ごめんね。私だけ一人、もう思い残すことないの。あなたがこれからどう苦しもうと私はどうだっていいの。忘れてくれて構わない。なかったことにして構わない。だって今までもそうやって捨ててきたもの。そんな自分が嫌いだったけど、でも、やっぱりそんな自分に救われていたの。
ごめん。楽しかったから、もう幸せだよ。
ごめん。笑っていいよ。泣いていいよ。
忘れて、捨てて、なくしてしまっていいよ。
ただ、笑ってくれる世界だったらいいな。
「…柊。」
静かな墓の前で、アンジェリカはそっと墓石に刻まれた名前を呼んだ。
目を覚ましてみると、アンジェリカは市内の病院のベッドの中にいた。一晩ほどしか経ってなくて、あれは本当にただの夢だったのだと嫌でも自覚した。
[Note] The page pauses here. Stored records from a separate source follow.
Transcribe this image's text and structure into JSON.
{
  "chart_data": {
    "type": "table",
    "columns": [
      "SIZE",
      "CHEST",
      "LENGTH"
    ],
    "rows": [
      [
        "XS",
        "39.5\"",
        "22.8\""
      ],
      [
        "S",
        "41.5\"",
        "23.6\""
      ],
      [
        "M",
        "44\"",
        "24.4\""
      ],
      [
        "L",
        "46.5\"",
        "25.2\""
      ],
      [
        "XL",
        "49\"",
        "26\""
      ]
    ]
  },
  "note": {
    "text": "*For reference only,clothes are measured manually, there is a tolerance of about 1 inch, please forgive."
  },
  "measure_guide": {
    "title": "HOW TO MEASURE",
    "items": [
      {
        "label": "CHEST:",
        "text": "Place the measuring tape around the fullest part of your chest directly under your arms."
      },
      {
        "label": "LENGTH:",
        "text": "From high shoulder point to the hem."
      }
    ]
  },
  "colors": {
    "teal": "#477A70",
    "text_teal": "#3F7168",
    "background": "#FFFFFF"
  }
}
世界は変わらない。何も変わらない。それでも確かに、違っていた。
「夢の中とは言え、もう、言いたいことは言ってしまったんだよな…ならどうしたの、と言われそうだが、本当の君にも逢いたかったんだ。最後に。ちゃんと。向き合おうって、思って。」
両手いっぱいの花束を持って、今まで行くことができなかった彼女の墓の前にたたずむ。どれだけ彼女の支えになれたかはわからなかったし、結局最後に一緒にいてあげることもできなかったけれど。最期まで泣けなかったこの人は、やっぱりアンジェリカにとって大切な人だったのだ。
愛しい、人だった。
「う、うう…うあ、あ…」
慣れてないから、大声でなんて泣けなかった。こんな小ぢんまりとしてしまった彼女に零れる涙は、やっぱりアンジェリカだから。泣くことなんて、うまくできない。それでも泣いて、泣いて。
泣いて。
泣いて。
泣いて。
…泣いて。
いつの間にかうずくまってしまっていた体を起して乱暴に涙をぬぐう。ずびっと鼻をすすって、ポケットから鋏を取り出した。それはどこにでもあるような鋏だったけれど、夢の中で手にした刀のようにしっかりと持って。そして、二つに結んでいた髪の毛の片方を切る。
左右非対称になった髪を解いて、編みこんでいく。
「わたしは今でもわたしが嫌いだし、臆病で駄目なやつだと思っている。でもそれと同じくらい、何かを好きになったり誰かを好きになったり、自分や誰かを守ろうと思える自分が好きだとも思っている。」
左右で長さの違う三つ編み。青いリボン。夢の中を思わせるそれを風になびかせて彼女は眼を閉じる。すうっと息を吸い込んで、そして、穏やかに。
「ここはもう現実で、夢の中ではないけれど。ここで生きることに怖気づいたりもしているけれど。それでも、『アンジェリカ』として生きられることを誇りに思うよ。今までの自分を否定するつもりもない。今までの自分があったから、彼女を好きになったから。だから『アンジェリカ』は『アンジェリカ』になったのだから。」
だからこれは、覚悟。
だからこれは、けじめ。
だからこれは、決意。
花束をあなたとわたしに。
さあ、ここから始めるよ。
「おはよう、アンジェリカ。」
追記。私の考えたお話は、みんなハッピーエンドなんですよ。